Quelques autres brefs de l'étonnant Dulaurens Jihache : Le premier rappelle que muss es sein, es muss sein comme disait Beethoven avant d'être sourd pis mort. Le second se passe dans la tête du narrateur qui, semble-t-il, a un peu secoué le cocotier hiérarchique et gratouillé la dose de sado-masochisme qu'il faut pour exercer le pouvoir (je me demande si Foucault en a causé quelque part, et si Deleuze, lors d'un de ses cours, a improvisé sur ce thème là du SM directorial...). Le troisième est bêtement masculin : c'est à cause des autres que j'me sens tout chose ; mais, bien sûr, le narrateur n'est pas l'auteur. Le narrateur, lui, c'est un zôtre, un syllabaire ; le narrateur, lui, des fois, il boit de la bière (de la Vivat Triple voyez), et puis comme beaucoup de ceux qui pensent beaucoup, des fois, il perd son peigne, d'où le titre :

PEIGNE PERDU

1.
Taper un mot au clavier en fermant les yeux n'est pas bon.
J'ai tout effacé...
Quelle connerie.
Alors je me dis que ne croyant pas au destin cela devait être et cela est.

2.
Je tente de me rappeler de mes mots.
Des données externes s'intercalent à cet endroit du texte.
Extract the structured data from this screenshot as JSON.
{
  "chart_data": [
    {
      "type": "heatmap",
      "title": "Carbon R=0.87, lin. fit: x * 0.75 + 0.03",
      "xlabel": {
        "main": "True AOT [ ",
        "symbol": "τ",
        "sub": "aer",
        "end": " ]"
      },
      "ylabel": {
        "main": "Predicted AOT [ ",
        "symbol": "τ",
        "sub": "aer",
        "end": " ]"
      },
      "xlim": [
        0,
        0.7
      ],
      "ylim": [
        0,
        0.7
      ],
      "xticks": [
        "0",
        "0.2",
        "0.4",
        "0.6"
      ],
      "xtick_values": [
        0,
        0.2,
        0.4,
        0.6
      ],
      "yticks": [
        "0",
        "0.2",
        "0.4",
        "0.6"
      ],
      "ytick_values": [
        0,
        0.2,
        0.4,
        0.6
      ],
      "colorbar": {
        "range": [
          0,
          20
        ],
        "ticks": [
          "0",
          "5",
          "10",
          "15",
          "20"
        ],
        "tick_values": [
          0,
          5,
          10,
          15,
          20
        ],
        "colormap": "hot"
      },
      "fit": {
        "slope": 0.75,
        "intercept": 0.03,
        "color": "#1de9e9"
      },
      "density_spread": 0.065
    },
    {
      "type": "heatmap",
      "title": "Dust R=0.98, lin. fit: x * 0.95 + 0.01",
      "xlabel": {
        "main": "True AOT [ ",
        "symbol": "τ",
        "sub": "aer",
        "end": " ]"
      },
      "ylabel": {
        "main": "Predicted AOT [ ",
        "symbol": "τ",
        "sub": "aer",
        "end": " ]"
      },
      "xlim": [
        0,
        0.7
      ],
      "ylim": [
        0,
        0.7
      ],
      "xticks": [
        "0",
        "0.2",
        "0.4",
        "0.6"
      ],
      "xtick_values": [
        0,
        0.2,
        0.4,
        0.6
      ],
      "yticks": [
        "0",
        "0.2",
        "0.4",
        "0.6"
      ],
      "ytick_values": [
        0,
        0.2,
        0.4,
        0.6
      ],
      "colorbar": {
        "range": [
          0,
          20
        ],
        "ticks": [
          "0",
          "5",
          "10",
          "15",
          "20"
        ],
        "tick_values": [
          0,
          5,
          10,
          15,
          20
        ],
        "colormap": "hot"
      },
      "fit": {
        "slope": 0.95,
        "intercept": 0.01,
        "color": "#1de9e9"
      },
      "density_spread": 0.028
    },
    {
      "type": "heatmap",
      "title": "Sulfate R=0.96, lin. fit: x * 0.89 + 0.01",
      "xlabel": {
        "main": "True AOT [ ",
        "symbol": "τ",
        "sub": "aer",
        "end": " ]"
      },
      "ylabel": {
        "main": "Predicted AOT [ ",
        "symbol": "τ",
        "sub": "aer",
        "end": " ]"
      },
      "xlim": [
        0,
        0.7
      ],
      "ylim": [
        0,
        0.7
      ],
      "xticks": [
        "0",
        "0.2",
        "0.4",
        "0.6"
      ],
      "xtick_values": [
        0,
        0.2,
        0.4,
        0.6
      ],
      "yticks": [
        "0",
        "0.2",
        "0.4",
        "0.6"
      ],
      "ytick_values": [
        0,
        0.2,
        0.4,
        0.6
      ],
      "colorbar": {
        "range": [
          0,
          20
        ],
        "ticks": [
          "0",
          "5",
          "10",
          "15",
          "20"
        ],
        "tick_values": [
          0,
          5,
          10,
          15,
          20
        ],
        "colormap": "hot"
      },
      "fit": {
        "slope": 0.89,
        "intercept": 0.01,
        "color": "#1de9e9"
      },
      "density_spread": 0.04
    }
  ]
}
Le métro oui, le bus, oui, les gens et les larmes.
Quelques citations de chansons... Oui cela me revient à la manière d'un orgasme passé.
Chez moi tout est passé je sens quoi le lapin mort et la semence chez moi tout est passé vaut mieux passé que cassé vous me direz la mort et le foutre bon marché c'est quoi ça comme pensées des pensées de tapineuse j'exagère quand même 
Rien qu - pendant que je pense -  aujourd - dans la rue, des femmes passent - hui, j'ai envoyé balader deux de mes supérieurs sans aucun état d'âme. C'est drôle ça "deux de mes supérieurs sans état d'âme", c'est moi qui ? ou eux, les sans état d'âme ? Penser les révèle, les fautes de syntaxe. Ils aiment cela les rapports de force.
Et là j'en reviens à mon 1er mot effacé, que vous ne pourrez jamais lire.

3.
J'y parlais de ma mère et de la bêtise qu'on a de sortir de son ventre et de le quitter le calme liquide, le temps suspendu.
Placenta percé... voilà qu'on braille (c'est l'origine du monde) sa peur et sa hantise du monde.
Ouin, ouin, ça fait 30 ans que cela dure.
Un jour faudra tout balancer sur la place publique, leur dire que non, ils exagèrent tous, sans distinction.
Que l'on est humain, que non il ne faut pas exiger cela de nous, peine perdue... perdue... perdue... du coup, je pense que peigne perdu, on reste décoiffé.